Epic Pass expands your horizons. (Epic Pass/Facebook)

The initial price of $899 is the same, but there’s plenty to choose from as the major multi-resort players put their best face forward in the season pass wars.

More powder days with new Ikon Pass. (Ikon Pass/Facebook)

The new Ikon Pass from Alterra Mountain Co. went out first, followed shortly by the Epic Pass from Vail Resorts.

One key to finding which pass works best for you is to scour the list of resorts under each pass, and decide which ones are on your favorites’ list. Both passes split out with unlimited access, local alternatives and short-term free access – plus a few side perks

Here’s a comparison narrative to help make a decision which to buy.

Epic Pass

The Epic Pass, which is now 10 years old, offers unlimited skiing and riding at 15 resorts – 13 in the U.S., one in Canada (Whistler Blackcomb) and one in Australia (Perisher).

Ikon Pass

Debuting in 2018-2019, the Ikon Pass has unlimited access to 12 resorts that Alterra, which formed this past season, owns and/or operates. That includes eight in the West, three in the East and one in Canada (Tremblant).

While the adult unlimited price during spring sale is the same for both, Ikon cuts a better deal for kids: $199 versus $469 for children 12 and under. With both, the deal comes only if accompanied by an adult purchase.
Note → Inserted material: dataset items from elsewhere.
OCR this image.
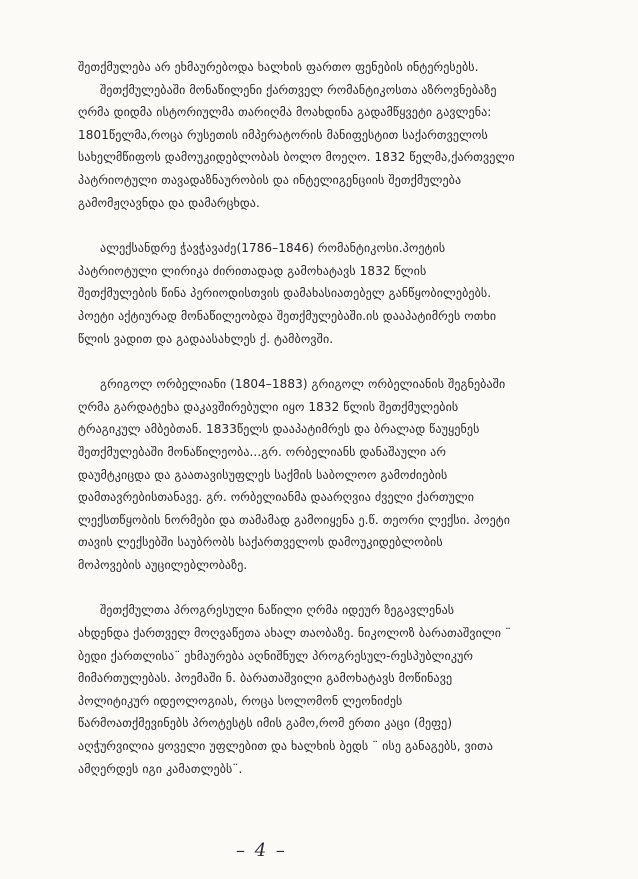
შეთქმულება არ ეხმაურებოდა ხალხის ფართო ფენების ინტერესებს.
შეთქმულებაში მონაწილენი ქართველ რომანტიკოსთა აზროვნებაზე
ღრმა დიდმა ისტორიულმა თარიღმა მოახდინა გადამწყვეტი გავლენა:
1801წელმა,როცა რუსეთის იმპერატორის მანიფესტით საქართველოს
სახელმწიფოს დამოუკიდებლობას ბოლო მოეღო. 1832 წელმა,ქართველი
პატრიოტული თავადაზნაურობის და ინტელიგენციის შეთქმულება
გამომჟღავნდა და დამარცხდა.
ალექსანდრე ჭავჭავაძე(1786–1846) რომანტიკოსი.პოეტის
პატრიოტული ლირიკა ძირითადად გამოხატავს 1832 წლის
შეთქმულების წინა პერიოდისთვის დამახასიათებელ განწყობილებებს.
პოეტი აქტიურად მონაწილეობდა შეთქმულებაში.ის დააპატიმრეს ოთხი
წლის ვადით და გადაასახლეს ქ. ტამბოვში.
გრიგოლ ორბელიანი (1804–1883) გრიგოლ ორბელიანის შეგნებაში
ღრმა გარდატეხა დაკავშირებული იყო 1832 წლის შეთქმულების
ტრაგიკულ ამბებთან. 1833წელს დააპატიმრეს და ბრალად წაუყენეს
შეთქმულებაში მონაწილეობა...გრ. ორბელიანს დანაშაული არ
დაუმტკიცდა და გაათავისუფლეს საქმის საბოლოო გამოძიების
დამთავრებისთანავე. გრ. ორბელიანმა დაარღვია ძველი ქართული
ლექსთწყობის ნორმები და თამამად გამოიყენა ე.წ. თეორი ლექსი. პოეტი
თავის ლექსებში საუბრობს საქართველოს დამოუკიდებლობის
მოპოვების აუცილებლობაზე.
შეთქმულთა პროგრესული ნაწილი ღრმა იდეურ ზეგავლენას
ახდენდა ქართველ მოღვაწეთა ახალ თაობაზე. ნიკოლოზ ბარათაშვილი ¨
ბედი ქართლისა¨ ეხმაურება აღნიშნულ პროგრესულ-რესპუბლიკურ
მიმართულებას. პოემაში ნ. ბარათაშვილი გამოხატავს მოწინავე
პოლიტიკურ იდეოლოგიას, როცა სოლომონ ლეონიძეს
წარმოათქმევინებს პროტესტს იმის გამო,რომ ერთი კაცი (მეფე)
აღჭურვილია ყოველი უფლებით და ხალხის ბედს ¨ ისე განაგებს, ვითა
ამღერდეს იგი კამათლებს¨.
– 4 –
The two passes also compete for short-term business. Each offers free skiing and snowboarding at so-called “partner resorts” for limited periods. The Epic Pass gives seven days at newly added Telluride and six Canadian resorts, while Ikon has five in the U.S. and Revelstoke in Canada.

Because of its headstart, the Epic Pass has corralled a cadre of foreign resorts under its Epic. It has 30 partner-resorts in Europe and nine in Japan that accept the Epic Pass for up to six days free skiing and riding, depending upon the resort – and how much money you’re willing to spend to get there.

Local passes that apply only to resorts in a particular area also go head-to-head. The Ikon Base Pass has nine with unlimited skiing and riding – four each in Colorado and California -- five with holiday blackouts and a dozen where you can go for a total of five days at any of them.

Vail offers its Local Pass for three in Colorado, three in the Midwest and now Stowe in the east. Three Lake Tahoe resorts and Park City in Utah fall under the Local Pass, but with holiday restrictions.

Each pass has some non-mountain savings, such as retail, lodging and food discounts. Epic has Kids Pass for certain locales. Ikon Pass has perks with CMH Heli-Skiing in western Canada.